Wednesday, April 14, 2010

Dip, Law, Economics and Greed




Photo by Ryan Suffern

One of the things I teach is law and economics and for 8 years I was a economics professor. The last three of those I went to law school and eventually landed a law teaching job because law and economics was an up and coming field. At that time, resistance to an economic approach was fairly strong. If you knew anything about economics the view was that you were likely to be a conservative and even then law teaching was not a profession that was as open to conservatives as it was to so-called liberals. This view still persists but it is not as knee jerk as it once was.

This all seemed odd to me because law professors were far more uptight and humorless than the economists I had worked with. And, if two professors were talking and one was wearing an expensive suit and carrying an expensive briefcase and driving a Mercedes, that was almost always the "liberal" law professor and the one in jeans was the economist. In short, the law professors seemed, and still do seem much more materialistic and greedy than the economists I know.

In fact a pattern seemed to emerge. Some people found law and economics offensive but lived their personal lives like maximizers of self interest. Things were negotiated down to the last nickel and the fewer number of courses and days taught the better. They were the law professors. Others taught economics or law and economics and did not live by efficiency standards at all. To me, at least, they seemed less obsessively self interested.

The law professor greed factor seems to have found a new manifestation. One, of course, is the double dipper. Retire at one school and collect your pension check and get a full time job at another. I am not talking here about the retired professor who teaches as and adjunct or part timer for a small fraction of his or her former income. I have always wonder why schools would pay double dippers as much as their other professors. Unless the double dipper is a star surely he or she would take a reduced salary. Even if the new job offers only a 50% salary, the double dipper is still making more than staying at his old job.

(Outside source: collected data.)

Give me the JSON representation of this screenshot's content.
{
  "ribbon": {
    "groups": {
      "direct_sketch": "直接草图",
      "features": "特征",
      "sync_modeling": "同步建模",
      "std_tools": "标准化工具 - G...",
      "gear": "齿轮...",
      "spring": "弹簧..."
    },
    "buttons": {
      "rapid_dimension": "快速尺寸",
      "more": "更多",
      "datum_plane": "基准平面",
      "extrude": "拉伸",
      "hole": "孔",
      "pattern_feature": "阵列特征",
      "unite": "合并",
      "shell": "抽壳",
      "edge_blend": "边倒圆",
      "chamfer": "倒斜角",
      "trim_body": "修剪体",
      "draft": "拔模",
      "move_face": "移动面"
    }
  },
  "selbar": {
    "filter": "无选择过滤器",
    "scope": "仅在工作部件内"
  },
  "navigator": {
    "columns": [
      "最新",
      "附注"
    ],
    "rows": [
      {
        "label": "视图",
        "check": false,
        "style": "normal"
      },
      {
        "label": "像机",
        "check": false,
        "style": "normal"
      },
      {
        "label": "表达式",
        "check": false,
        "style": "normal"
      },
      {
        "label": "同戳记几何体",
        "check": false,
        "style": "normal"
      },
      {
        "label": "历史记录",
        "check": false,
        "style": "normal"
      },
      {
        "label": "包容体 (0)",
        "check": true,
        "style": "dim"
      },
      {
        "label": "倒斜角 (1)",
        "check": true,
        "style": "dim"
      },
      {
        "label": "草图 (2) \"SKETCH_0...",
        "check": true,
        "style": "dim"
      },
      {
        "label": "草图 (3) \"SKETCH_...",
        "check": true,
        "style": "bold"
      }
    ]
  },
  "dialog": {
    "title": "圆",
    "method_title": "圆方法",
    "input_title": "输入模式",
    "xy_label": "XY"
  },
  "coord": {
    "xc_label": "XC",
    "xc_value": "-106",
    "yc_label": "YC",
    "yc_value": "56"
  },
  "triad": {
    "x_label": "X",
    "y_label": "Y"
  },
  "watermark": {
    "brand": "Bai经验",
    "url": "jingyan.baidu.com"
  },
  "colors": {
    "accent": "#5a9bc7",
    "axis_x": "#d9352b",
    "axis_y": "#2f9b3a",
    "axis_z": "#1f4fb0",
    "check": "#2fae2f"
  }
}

At my school we have the possibility of triple dipping. You can collect a check equal to a year's salary if you agree to resign at the end of the year. At that time you can collect retirement and also get another full salaried job. In fact, if there are few positions for new professors, it is in part because these schemes to get veterans to move on and make room have failed miserably.

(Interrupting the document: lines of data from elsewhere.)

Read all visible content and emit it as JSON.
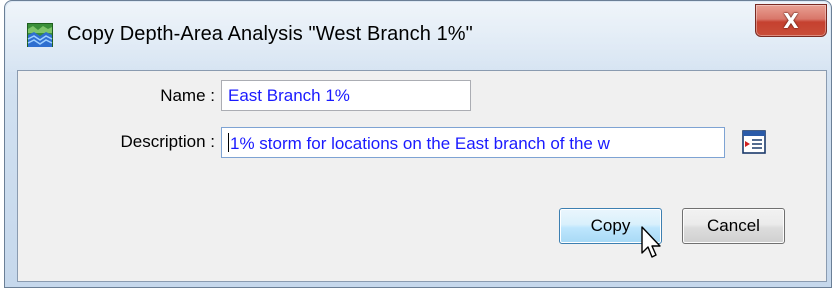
{
  "window": {
    "title": "Copy Depth-Area Analysis \"West Branch 1%\"",
    "icon": "depth-area-analysis-icon",
    "close_label": "X"
  },
  "form": {
    "name_label": "Name :",
    "name_value": "East Branch 1%",
    "description_label": "Description :",
    "description_value": "1% storm for locations on the East branch of the w",
    "description_browse_icon": "text-editor-icon"
  },
  "buttons": {
    "copy_label": "Copy",
    "cancel_label": "Cancel"
  },
  "colors": {
    "input_text": "#1a1aff",
    "close_button": "#c5412f",
    "default_button": "#a7d9f5"
  }
}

I cannot say whether economists are as likely to double and triple dip at law professors but I am willing to bet they are no less greedy (and remember the law professors are already among the highest paid people at a university) than economists and if I really had to bet I would say more greedy. And, remember this is all in the context of people who claim not to wedded to the ideals of capitalism and materialism and for whom the phrase "rational self interest" is an anathema.

I suppose is this all just fine but sometimes I wonder if it goes too far. Suppose you are at a law school and have a sense of entitlement. You teach hardly any students, name your schedule and start a program that is your baby meaning that the school invests gobs of money to keep you happy. And then you get a chance to triple dip and you are gone to another school. I guess you are just a rational maximizer of self interest -- something many economists view as just an assumption.